Now if we see M = N – 1 (which is > N/2) then we have still falsified M1; this necessarily makes the probability of M2 as 1. And if we see M < N/2 we have falsified both—leaving no alternative. But if M = N then since this evidence is consonant with both models, we have not changed the probability that either is true.
This is it; this is the answer no matter how many interpretations we initially consider.
The one possibility left is the agnostic model of Part III. Suppose the lady got M = 0 right in N = 40 cups (say). Would you say she “has the ability”? Sort of: she appears to be a perfect negative barometer. If you knew somebody who was always wrong about picking stocks, he would be as useful to you as somebody who was always right.

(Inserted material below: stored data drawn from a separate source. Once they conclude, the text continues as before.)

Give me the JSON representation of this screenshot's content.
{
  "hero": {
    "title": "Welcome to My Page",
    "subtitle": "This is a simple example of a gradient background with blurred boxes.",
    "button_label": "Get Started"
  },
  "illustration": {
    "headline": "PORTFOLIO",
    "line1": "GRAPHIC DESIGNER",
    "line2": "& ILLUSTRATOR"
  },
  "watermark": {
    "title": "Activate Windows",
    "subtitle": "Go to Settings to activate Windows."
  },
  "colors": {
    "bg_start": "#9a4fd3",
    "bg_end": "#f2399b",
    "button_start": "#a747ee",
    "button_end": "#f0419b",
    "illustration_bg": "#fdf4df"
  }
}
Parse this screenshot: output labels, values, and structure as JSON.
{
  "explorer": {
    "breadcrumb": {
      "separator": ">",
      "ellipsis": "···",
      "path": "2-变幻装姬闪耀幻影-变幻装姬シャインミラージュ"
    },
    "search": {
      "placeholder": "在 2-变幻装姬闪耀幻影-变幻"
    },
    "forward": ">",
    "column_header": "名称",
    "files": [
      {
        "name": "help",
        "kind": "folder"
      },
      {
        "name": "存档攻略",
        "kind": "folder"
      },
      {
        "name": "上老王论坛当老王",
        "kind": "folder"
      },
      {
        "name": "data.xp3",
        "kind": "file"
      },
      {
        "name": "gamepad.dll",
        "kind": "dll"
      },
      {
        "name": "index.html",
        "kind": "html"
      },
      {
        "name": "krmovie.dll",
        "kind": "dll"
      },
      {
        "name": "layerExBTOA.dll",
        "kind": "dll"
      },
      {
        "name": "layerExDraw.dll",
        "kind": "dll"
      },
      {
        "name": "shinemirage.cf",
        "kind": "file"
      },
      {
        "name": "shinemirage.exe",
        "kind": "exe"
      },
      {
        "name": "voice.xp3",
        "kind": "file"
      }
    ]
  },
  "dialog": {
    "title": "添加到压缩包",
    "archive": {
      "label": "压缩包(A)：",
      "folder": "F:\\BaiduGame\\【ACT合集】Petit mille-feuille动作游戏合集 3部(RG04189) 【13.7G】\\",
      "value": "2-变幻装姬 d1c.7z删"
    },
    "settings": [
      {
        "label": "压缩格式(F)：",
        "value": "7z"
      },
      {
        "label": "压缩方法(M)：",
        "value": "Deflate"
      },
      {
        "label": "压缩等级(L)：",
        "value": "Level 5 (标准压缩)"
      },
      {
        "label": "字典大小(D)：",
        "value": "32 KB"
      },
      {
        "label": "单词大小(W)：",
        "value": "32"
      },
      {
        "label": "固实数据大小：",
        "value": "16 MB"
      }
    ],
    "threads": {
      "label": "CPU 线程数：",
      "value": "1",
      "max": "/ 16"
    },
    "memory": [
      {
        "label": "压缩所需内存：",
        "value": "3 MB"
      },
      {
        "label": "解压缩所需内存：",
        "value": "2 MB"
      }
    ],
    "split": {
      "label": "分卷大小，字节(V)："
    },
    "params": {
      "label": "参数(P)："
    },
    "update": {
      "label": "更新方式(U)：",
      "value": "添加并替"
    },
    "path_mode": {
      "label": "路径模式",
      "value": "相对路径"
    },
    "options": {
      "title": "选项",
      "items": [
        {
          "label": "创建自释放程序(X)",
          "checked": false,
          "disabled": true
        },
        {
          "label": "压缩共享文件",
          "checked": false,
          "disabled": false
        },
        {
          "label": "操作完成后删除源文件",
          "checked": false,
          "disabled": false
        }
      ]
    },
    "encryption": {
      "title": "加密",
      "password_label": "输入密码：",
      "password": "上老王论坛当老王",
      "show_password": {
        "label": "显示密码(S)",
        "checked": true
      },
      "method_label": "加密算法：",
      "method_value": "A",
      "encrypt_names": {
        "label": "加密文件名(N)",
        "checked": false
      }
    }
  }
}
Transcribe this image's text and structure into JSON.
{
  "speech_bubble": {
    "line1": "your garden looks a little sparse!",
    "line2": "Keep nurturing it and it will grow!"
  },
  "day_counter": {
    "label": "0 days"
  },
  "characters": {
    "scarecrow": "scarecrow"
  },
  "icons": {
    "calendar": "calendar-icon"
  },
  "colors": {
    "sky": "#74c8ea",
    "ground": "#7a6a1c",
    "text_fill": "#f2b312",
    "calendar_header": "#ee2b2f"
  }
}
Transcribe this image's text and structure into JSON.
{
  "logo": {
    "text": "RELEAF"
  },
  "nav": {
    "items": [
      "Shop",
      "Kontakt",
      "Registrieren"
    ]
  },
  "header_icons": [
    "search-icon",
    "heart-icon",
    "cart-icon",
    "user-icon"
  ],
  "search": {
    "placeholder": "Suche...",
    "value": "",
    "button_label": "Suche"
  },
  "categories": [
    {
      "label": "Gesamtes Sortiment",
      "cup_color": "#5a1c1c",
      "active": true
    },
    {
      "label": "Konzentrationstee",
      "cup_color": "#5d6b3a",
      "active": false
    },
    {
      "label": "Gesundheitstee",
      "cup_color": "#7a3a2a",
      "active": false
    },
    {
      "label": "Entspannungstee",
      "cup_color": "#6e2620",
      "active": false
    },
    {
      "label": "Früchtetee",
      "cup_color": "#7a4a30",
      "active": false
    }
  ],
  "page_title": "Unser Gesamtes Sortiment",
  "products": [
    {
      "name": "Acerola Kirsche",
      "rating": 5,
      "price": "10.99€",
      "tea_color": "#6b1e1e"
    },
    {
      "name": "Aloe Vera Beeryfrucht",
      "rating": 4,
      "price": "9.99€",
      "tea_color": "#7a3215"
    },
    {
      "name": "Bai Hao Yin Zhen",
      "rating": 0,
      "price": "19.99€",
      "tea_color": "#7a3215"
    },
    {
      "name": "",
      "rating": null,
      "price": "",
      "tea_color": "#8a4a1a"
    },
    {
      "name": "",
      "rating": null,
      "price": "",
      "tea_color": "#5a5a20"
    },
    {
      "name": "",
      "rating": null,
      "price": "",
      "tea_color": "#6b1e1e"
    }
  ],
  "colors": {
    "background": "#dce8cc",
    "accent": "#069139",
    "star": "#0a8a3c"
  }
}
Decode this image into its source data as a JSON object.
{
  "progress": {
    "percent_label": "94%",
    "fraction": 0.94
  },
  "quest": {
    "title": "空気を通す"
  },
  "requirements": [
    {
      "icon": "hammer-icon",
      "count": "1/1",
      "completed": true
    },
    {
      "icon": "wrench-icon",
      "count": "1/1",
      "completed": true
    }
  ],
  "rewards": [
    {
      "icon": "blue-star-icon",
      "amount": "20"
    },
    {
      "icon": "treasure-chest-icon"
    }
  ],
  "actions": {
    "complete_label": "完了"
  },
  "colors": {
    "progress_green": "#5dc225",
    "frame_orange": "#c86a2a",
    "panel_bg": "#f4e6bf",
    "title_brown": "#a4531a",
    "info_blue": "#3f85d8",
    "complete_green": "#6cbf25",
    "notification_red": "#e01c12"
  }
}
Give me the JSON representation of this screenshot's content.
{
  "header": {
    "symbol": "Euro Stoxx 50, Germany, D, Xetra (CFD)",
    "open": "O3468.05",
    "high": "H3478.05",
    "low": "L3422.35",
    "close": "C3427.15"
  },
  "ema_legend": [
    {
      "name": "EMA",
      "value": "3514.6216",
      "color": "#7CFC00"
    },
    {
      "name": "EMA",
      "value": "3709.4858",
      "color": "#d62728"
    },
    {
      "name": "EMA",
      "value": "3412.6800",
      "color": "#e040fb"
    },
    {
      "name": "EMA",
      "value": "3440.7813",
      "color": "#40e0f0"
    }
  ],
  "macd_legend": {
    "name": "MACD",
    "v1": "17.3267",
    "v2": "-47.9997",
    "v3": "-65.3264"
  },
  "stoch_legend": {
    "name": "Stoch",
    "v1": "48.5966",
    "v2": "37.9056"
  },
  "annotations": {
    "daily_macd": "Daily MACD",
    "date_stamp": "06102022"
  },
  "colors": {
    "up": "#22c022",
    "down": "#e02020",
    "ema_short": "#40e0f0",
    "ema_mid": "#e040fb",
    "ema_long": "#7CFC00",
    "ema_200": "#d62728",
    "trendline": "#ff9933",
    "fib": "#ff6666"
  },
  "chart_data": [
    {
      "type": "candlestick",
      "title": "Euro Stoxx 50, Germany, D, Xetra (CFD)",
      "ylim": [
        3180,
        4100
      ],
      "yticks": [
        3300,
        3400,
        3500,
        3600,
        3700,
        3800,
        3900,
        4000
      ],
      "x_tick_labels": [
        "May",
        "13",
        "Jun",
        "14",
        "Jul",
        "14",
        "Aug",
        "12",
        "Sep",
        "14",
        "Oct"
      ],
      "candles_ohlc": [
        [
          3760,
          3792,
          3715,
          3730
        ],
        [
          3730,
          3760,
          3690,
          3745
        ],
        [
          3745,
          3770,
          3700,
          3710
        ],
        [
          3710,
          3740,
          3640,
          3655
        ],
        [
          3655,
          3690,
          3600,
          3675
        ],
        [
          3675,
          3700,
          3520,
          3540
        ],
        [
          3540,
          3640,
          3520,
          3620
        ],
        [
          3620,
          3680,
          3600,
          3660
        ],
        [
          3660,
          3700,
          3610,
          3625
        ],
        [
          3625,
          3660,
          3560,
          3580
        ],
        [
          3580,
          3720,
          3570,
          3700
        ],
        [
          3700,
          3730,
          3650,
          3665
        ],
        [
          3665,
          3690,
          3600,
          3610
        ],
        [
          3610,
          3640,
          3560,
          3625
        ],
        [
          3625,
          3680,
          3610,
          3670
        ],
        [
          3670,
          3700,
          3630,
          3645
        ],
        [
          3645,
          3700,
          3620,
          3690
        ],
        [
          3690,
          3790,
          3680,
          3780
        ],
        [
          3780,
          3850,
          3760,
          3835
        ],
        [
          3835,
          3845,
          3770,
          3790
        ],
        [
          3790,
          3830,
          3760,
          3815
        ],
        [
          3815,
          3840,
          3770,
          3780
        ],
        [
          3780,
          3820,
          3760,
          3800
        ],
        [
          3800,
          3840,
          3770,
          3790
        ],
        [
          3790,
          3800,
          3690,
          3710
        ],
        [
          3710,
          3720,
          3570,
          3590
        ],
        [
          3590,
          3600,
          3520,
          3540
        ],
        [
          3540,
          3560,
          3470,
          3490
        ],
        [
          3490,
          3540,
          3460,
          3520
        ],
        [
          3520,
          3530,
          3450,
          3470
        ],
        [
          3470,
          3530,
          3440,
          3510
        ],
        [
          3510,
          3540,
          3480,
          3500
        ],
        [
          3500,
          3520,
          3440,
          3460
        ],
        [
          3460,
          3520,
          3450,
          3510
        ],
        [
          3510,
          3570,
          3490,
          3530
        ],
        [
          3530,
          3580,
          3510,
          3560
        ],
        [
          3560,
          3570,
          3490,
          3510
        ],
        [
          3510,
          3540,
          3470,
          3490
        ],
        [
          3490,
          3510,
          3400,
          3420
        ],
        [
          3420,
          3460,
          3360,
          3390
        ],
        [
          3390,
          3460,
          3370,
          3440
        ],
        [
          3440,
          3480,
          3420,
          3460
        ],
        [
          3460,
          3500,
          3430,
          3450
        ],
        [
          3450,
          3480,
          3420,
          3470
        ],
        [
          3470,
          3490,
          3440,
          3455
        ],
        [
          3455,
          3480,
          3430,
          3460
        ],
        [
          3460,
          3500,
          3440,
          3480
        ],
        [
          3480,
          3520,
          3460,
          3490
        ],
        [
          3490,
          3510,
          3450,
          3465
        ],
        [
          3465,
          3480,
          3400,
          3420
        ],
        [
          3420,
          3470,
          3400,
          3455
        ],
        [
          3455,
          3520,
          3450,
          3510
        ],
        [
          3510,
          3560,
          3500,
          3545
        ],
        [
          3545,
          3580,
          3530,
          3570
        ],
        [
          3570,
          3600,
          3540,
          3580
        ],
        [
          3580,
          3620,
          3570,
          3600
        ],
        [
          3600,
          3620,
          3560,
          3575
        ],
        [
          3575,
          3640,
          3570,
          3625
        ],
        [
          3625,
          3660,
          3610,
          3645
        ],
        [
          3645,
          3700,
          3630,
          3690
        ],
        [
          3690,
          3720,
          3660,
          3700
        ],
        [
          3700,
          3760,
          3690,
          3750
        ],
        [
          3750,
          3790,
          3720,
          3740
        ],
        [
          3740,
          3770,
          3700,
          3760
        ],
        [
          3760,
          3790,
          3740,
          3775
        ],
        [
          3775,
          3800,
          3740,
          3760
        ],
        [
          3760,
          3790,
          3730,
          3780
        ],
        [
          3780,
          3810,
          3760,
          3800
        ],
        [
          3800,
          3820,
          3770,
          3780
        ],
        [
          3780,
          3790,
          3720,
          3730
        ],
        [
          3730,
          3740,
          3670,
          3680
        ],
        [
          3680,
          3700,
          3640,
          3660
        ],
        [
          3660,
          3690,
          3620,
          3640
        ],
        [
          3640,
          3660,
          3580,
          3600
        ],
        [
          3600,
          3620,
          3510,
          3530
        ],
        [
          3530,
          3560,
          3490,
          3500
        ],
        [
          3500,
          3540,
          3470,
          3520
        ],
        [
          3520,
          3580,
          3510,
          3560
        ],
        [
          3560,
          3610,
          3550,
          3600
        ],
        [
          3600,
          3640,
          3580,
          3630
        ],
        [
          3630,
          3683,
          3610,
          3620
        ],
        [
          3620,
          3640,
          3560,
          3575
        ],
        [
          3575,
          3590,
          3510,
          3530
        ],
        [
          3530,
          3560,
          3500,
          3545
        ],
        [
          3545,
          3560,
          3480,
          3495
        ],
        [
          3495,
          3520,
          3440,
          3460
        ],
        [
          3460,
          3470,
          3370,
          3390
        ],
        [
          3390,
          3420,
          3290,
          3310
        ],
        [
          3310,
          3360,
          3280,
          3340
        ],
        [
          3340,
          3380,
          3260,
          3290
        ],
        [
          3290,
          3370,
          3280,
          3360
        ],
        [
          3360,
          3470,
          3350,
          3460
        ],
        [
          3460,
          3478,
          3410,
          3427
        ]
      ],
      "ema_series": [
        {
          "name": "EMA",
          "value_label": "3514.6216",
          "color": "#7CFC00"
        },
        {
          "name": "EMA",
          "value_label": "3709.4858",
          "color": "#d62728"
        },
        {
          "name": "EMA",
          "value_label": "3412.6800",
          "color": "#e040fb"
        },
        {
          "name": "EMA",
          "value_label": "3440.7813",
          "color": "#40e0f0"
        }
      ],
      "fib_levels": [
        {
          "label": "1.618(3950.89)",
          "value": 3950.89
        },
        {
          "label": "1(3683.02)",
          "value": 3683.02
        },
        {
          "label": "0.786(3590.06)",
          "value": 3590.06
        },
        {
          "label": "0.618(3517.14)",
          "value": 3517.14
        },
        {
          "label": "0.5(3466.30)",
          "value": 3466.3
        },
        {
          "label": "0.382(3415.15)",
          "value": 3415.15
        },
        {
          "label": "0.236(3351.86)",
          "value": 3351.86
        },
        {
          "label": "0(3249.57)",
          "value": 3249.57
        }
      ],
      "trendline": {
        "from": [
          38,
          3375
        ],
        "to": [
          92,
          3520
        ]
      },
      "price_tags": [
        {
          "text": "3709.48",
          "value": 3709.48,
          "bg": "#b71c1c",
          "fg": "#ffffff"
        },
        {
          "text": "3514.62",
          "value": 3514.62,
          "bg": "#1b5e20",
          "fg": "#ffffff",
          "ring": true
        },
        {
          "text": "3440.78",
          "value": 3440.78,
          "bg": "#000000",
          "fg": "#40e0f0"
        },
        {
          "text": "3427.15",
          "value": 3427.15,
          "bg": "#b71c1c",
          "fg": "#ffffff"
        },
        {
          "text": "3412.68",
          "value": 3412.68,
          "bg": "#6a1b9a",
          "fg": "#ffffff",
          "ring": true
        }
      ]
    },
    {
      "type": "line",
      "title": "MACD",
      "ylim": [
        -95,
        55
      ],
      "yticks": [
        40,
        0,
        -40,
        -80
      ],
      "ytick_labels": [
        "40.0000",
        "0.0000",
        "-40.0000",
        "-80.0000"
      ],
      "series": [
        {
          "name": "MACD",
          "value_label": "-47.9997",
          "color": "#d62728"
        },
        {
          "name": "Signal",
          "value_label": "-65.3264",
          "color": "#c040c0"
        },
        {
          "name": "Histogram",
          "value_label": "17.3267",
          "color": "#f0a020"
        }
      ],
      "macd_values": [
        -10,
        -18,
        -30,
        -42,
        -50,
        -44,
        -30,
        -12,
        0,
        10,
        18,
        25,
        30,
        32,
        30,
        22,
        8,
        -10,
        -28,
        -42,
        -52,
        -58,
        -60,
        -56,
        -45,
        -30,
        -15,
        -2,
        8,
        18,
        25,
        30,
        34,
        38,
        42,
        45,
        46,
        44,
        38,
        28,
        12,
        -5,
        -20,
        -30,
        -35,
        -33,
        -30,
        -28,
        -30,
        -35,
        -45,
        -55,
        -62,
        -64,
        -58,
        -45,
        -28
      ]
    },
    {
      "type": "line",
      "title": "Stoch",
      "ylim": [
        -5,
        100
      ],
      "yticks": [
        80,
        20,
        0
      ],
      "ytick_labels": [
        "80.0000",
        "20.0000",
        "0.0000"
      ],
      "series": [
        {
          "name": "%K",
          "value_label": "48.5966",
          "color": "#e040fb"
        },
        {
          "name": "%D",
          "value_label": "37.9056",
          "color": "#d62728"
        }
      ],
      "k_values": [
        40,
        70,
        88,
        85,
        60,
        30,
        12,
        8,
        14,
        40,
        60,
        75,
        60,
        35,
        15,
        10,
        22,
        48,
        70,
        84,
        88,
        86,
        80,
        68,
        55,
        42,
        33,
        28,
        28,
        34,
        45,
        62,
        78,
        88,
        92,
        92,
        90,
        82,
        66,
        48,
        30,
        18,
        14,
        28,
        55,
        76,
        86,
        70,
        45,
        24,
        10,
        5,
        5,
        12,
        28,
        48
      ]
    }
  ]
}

So we leave ourselves agnostic about her ability and say it could be guessing anything from 0 to N, as described in Part III. At the end, we remain agnostic but we are able to predict how well she will do in N’ new trials. This is important because even if we are agnostic, there are different forms of agnosticism. That is, we are assuming uniform agnosticism, but it may be that a better model might be one which allows different performance for milk-first and tea-first cups (as described in Part I). And it could be that milk-first and tea-first cups differ, but her palate fatigues after W cups. And so on and on for all the other possible models.
Do you see? Being agnostic has not excused us from formulating a model—which we can test and verify on new data. This is natural in Bayes and not so in frequentism (see the papers linked in Part III). But enough is enough. On to something new tomorrow!